This is really good, especially the hint about sho...
# functional
j
This is really good, especially the hint about short circuiting the failure. My question is about efficiency and the next steps. My structure is the full data set and I am trying to pick out and label element pairs that match each set of predicates. So I have a set of set of predicates. The algorithm above will allow me to process a single set. I really need the short circuiting - for example, if the size is not the same there's no reason to compute the SHA512 hash (which is a lazy hash property above). If the hash matches I want to label the elements as IDENTICAL. Now for the next step, imagine I have fuzzy matchers based on different logical combinations of predicates, and if all the combinations in a matcher return true I apply the label associated with that matcher to the data. I currently traverse the structure for each matcher. What I want to do instead is traverse the structure only once as a sequence. So one approach would be to have a 6-tuple structure (imagining that I have six matchers).. And the short-circuited operations also share their constituent tests with each other (perhaps on the actual data through memoization as is currently the case with hash). Keep in mind my algorithm is already O(n^2) as I need to compare every data element against every other data element.. So I want to minimize both the necessary calculations as well as the traversals, creating no intermediate data structures. Here's is how my analyse function above is being called:
Copy code
structure.map {data -> analyse(data, structure)}.zip(structure.map{ it.reference}).filter{ it.first.isNotEmpty() }.forEach(::println)

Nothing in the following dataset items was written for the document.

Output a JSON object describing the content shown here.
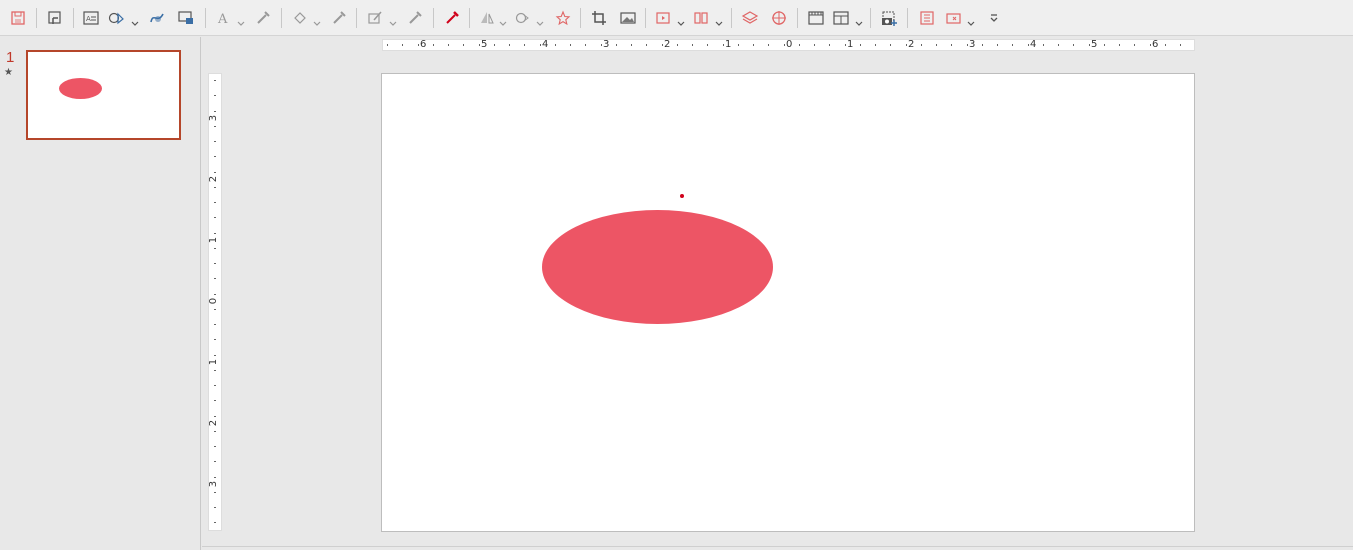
{
  "toolbar": {
    "items": [
      {
        "name": "save-icon",
        "color": "#e06666"
      },
      {
        "name": "zoom-pan-icon",
        "color": "#555555"
      },
      {
        "name": "text-box-icon",
        "color": "#555555"
      },
      {
        "name": "shapes-icon",
        "color": "#555555"
      },
      {
        "name": "curves-icon",
        "color": "#3a6ea5"
      },
      {
        "name": "connectors-icon",
        "color": "#3a6ea5"
      },
      {
        "name": "fontwork-icon",
        "color": "#999999"
      },
      {
        "name": "eyedropper-icon",
        "color": "#999999"
      },
      {
        "name": "fill-icon",
        "color": "#999999"
      },
      {
        "name": "line-color-icon",
        "color": "#999999"
      },
      {
        "name": "edit-points-icon",
        "color": "#999999"
      },
      {
        "name": "glue-points-icon",
        "color": "#999999"
      },
      {
        "name": "toggle-extrusion-icon",
        "color": "#d0021b"
      },
      {
        "name": "transformations-icon",
        "color": "#999999"
      },
      {
        "name": "align-icon",
        "color": "#999999"
      },
      {
        "name": "star-shapes-icon",
        "color": "#e06666"
      },
      {
        "name": "crop-icon",
        "color": "#555555"
      },
      {
        "name": "image-icon",
        "color": "#555555"
      },
      {
        "name": "insert-media-icon",
        "color": "#e06666"
      },
      {
        "name": "distribute-icon",
        "color": "#e06666"
      },
      {
        "name": "arrange-icon",
        "color": "#e06666"
      },
      {
        "name": "snap-guides-icon",
        "color": "#e06666"
      },
      {
        "name": "grid-icon",
        "color": "#555555"
      },
      {
        "name": "slide-layout-icon",
        "color": "#555555"
      },
      {
        "name": "snapshot-icon",
        "color": "#555555"
      },
      {
        "name": "slide-show-icon",
        "color": "#e06666"
      },
      {
        "name": "custom-animation-icon",
        "color": "#e06666"
      },
      {
        "name": "more-options-icon",
        "color": "#555555"
      }
    ]
  },
  "slide_pane": {
    "slide_number": "1",
    "star": "★",
    "active_border": "#b5462a"
  },
  "rulers": {
    "horizontal_labels": [
      "6",
      "5",
      "4",
      "3",
      "2",
      "1",
      "0",
      "1",
      "2",
      "3",
      "4",
      "5",
      "6"
    ],
    "vertical_labels": [
      "3",
      "2",
      "1",
      "0",
      "1",
      "2",
      "3"
    ]
  },
  "slide": {
    "shape": "ellipse",
    "shape_color": "#ed5565",
    "handle_color": "#d0021b"
  }
}
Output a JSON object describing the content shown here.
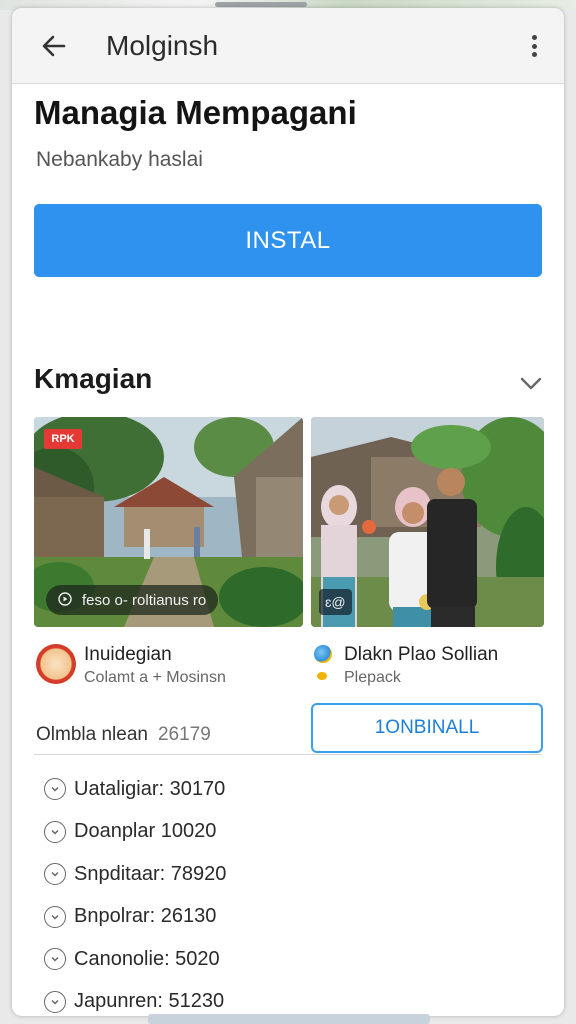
{
  "appbar": {
    "back_icon": "arrow-left-icon",
    "title": "Molginsh",
    "more_icon": "more-vert-icon"
  },
  "app": {
    "name": "Managia Mempagani",
    "developer": "Nebankaby haslai",
    "install_label": "INSTAL"
  },
  "section": {
    "title": "Kmagian",
    "chevron_icon": "chevron-down-icon"
  },
  "media": [
    {
      "badge": "RPK",
      "caption_icon": "play-icon",
      "caption": "feso o- roltianus ro"
    },
    {
      "chip": "ɛ@"
    }
  ],
  "related_apps": [
    {
      "title": "Inuidegian",
      "subtitle": "Colamt a + Mosinsn"
    },
    {
      "title": "Dlakn Plao Sollian",
      "subtitle": "Plepack"
    }
  ],
  "stat": {
    "label": "Olmbla nlean",
    "value": "26179"
  },
  "secondary_button_label": "1ONBINALL",
  "list": [
    {
      "label": "Uataligiar: 30170"
    },
    {
      "label": "Doanplar 10020"
    },
    {
      "label": "Snpditaar: 78920"
    },
    {
      "label": "Bnpolrar: 26130"
    },
    {
      "label": "Canonolie: 5020"
    },
    {
      "label": "Japunren: 51230"
    }
  ],
  "colors": {
    "accent": "#2f92ee",
    "outline_accent": "#3a9ef0",
    "badge_red": "#e53935"
  }
}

And here's what I have inside the function (without any of the functional predicates/fold):
Copy code
val identical = structure.filter {
        data.size == it.size &&
        it != data &&
        it.hash == data.hash
    }.map { data ->
        Record(data, EnumSet.of(Similarity.IDENTICAL))
    }
The last step would be to merge the 6-tuples so that the resulting EnumSet has 0-6 elements. Also, what is the alternative to the zip which necessitates creating a lot of unnecessary data.. I guess I would have to change my signature?
@pakoito Should have started a thread on this, channel just not that busy.